DAY THE WORLD ENDED
Day the World Ended blatantly steals the basic set-up from Arch Obolers Five (1951), the very first film to deal with the nuclear holocaust and its aftermath. Five was a solemn and portentous affair concerning the tensions between five survivors of the nuclear holocaust gathered together in a house. Day the World Ended, although no less solemn and portentous in its own way, cheerfully subverts the plot to its own lurid pulp exploitation ends by sole dint of adding a three-eyed rubber monster to the proceedings. In so doing by transforming Obolers serious message-heavy work into the language of pulp Roger Corman unwittingly set the course for the post-holocaust B-movie for the rest of the decade, most of which drew from the cliches established here.
Day the World Ended is made on a painfully low budget. The photography and lighting is crude and Cormans camera set-ups are virtually static. The film almost takes place like a stage play in a single setting in the opening scene, the characters even make their entrance on cue one after the other like actors in a drawing room drama. It is a cheap and shoddy film. It is however conducted with an undeniable vigour and a conviction in itself. Paul Birch gives a fine hard-edged performance as the captain, and one does not doubt for a moment that everybody involved believed the pronouncements about the future that the film makes.
The films underlying sentiments are rather funny today. Who gets killed off and in what order is predictable the cranky prospector, followed by the hood, the cheap tramp and then the aging father leaving only the clean-cut hero and the blonde girl-next-door type to head off hand in hand and repopulate the future with, by implication, Caucasian babies and WASP values. Everything is seen in terms of Biblical provenance and passover and the ending with the hero and heroine walking off together is naturally seen with allusions to the Garden of Eden. The script trots out lines like There is a force more powerful than Man and in His infinite wisdom He has spared a few.

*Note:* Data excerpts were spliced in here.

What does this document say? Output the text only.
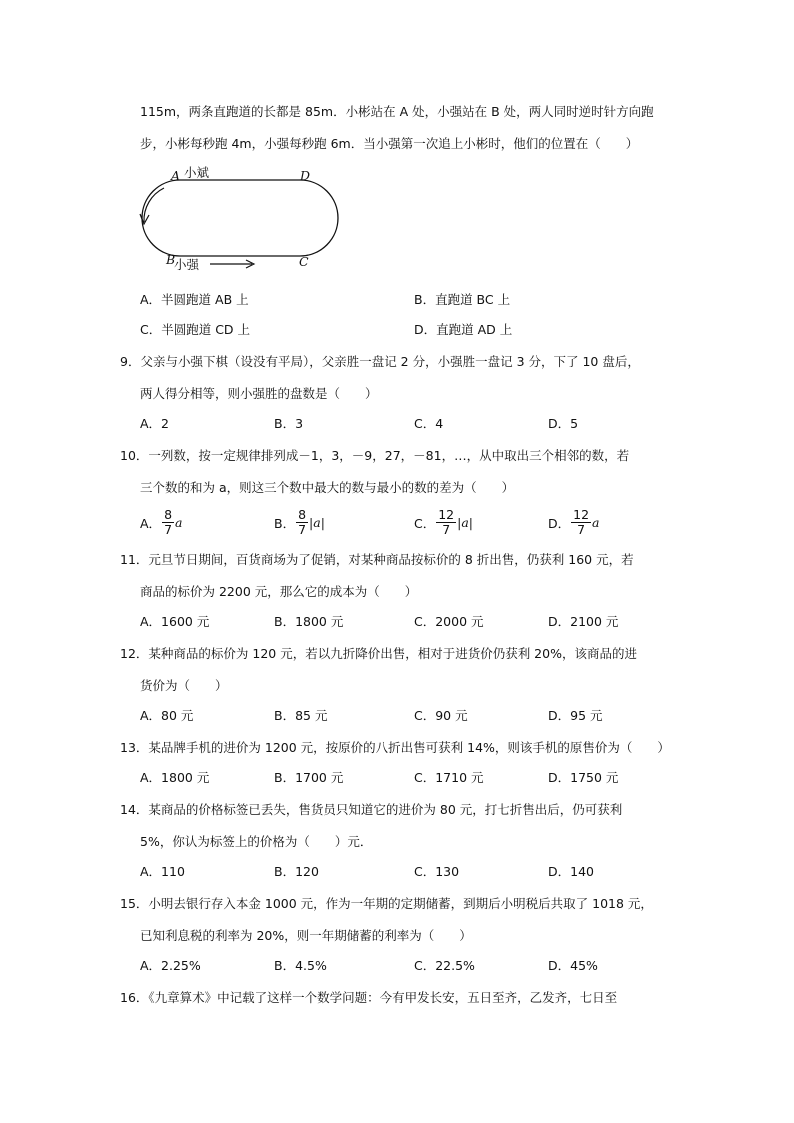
115m，两条直跑道的长都是 85m．小彬站在 A 处，小强站在 B 处，两人同时逆时针方向跑
步，小彬每秒跑 4m，小强每秒跑 6m．当小强第一次追上小彬时，他们的位置在（　　）
A 小斌	D
B
小强	C
A．半圆跑道 AB 上	B．直跑道 BC 上
C．半圆跑道 CD 上	D．直跑道 AD 上
9．父亲与小强下棋（设没有平局），父亲胜一盘记 2 分，小强胜一盘记 3 分，下了 10 盘后，
两人得分相等，则小强胜的盘数是（　　）
A．2	B．3	C．4	D．5
10．一列数，按一定规律排列成－1，3，－9，27，－81，…，从中取出三个相邻的数，若
三个数的和为 a，则这三个数中最大的数与最小的数的差为（　　）
A． $\frac{8}{7}$ a	B． $\frac{8}{7} |a|$	C． $\frac{12}{7} |a|$	D． $\frac{12}{7}$ a
11．元旦节日期间，百货商场为了促销，对某种商品按标价的 8 折出售，仍获利 160 元，若
商品的标价为 2200 元，那么它的成本为（　　）
A．1600 元	B．1800 元	C．2000 元	D．2100 元
12．某种商品的标价为 120 元，若以九折降价出售，相对于进货价仍获利 20%，该商品的进
货价为（　　）
A．80 元	B．85 元	C．90 元	D．95 元
13．某品牌手机的进价为 1200 元，按原价的八折出售可获利 14%，则该手机的原售价为（　　）
A．1800 元	B．1700 元	C．1710 元	D．1750 元
14．某商品的价格标签已丢失，售货员只知道它的进价为 80 元，打七折售出后，仍可获利
5%，你认为标签上的价格为（　　）元．
A．110	B．120	C．130	D．140
15．小明去银行存入本金 1000 元，作为一年期的定期储蓄，到期后小明税后共取了 1018 元，
已知利息税的利率为 20%，则一年期储蓄的利率为（　　）
A．2.25%	B．4.5%	C．22.5%	D．45%
16．《九章算术》中记载了这样一个数学问题：今有甲发长安，五日至齐，乙发齐，七日至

Day the World Ended is one 1950s film that has never been remade in the modern era, although there was Z-movie director Larry Buchanans cheap In the Year 2889 (1966). There was also The Day the World Ended (2001), a film produced for cable in the Creature Features series. However, the Creature Feature series only borrowed a stack of 1950s AIP B movie titles and this was an otherwise entirely unrelated film about a town terrorised by an alien monster. The title was also used for an Irwin Allen disaster movie The Day the World Ended aka When Time Ran Out (1980), which, despite the apocalyptic promise of the title, is only a dreary disaster about a volcanic eruption and has no science-fiction elements.
Roger Cormans other genre films as director are: It Conquered the World (1956), Not Of This Earth (1956), War of the Satellites (1956), Attack of the Crab Monsters (1957), The Saga of the Viking Women and Their Journey to the Waters of the Great Sea Serpent (1957), The Undead (1957), Teenage Caveman (1958), A Bucket of Blood (1959), The Wasp Woman (1959), The House of Usher/The Fall of the House of Usher (1960), Last Woman on Earth (1960), The Little Shop of Horrors (1960), Creature from the Haunted Sea (1961), Pit and the Pendulum (1961), Premature Burial (1962), Tales of Terror (1962), Tower of London (1962), The Haunted Palace (1963), The Raven (1963), The Terror (1963), X The Man with X-Ray Eyes (1963), The Masque of the Red Death (1964), The Tomb of Ligeia (1964), The Trip (1967), Gas; or It Became Necessary to Destroy the World in Order to Save It (1970) and Frankenstein Unbound (1990). Cormans World: Exploits of a Hollywood Rebel (2011) is a documentary about Cormans career.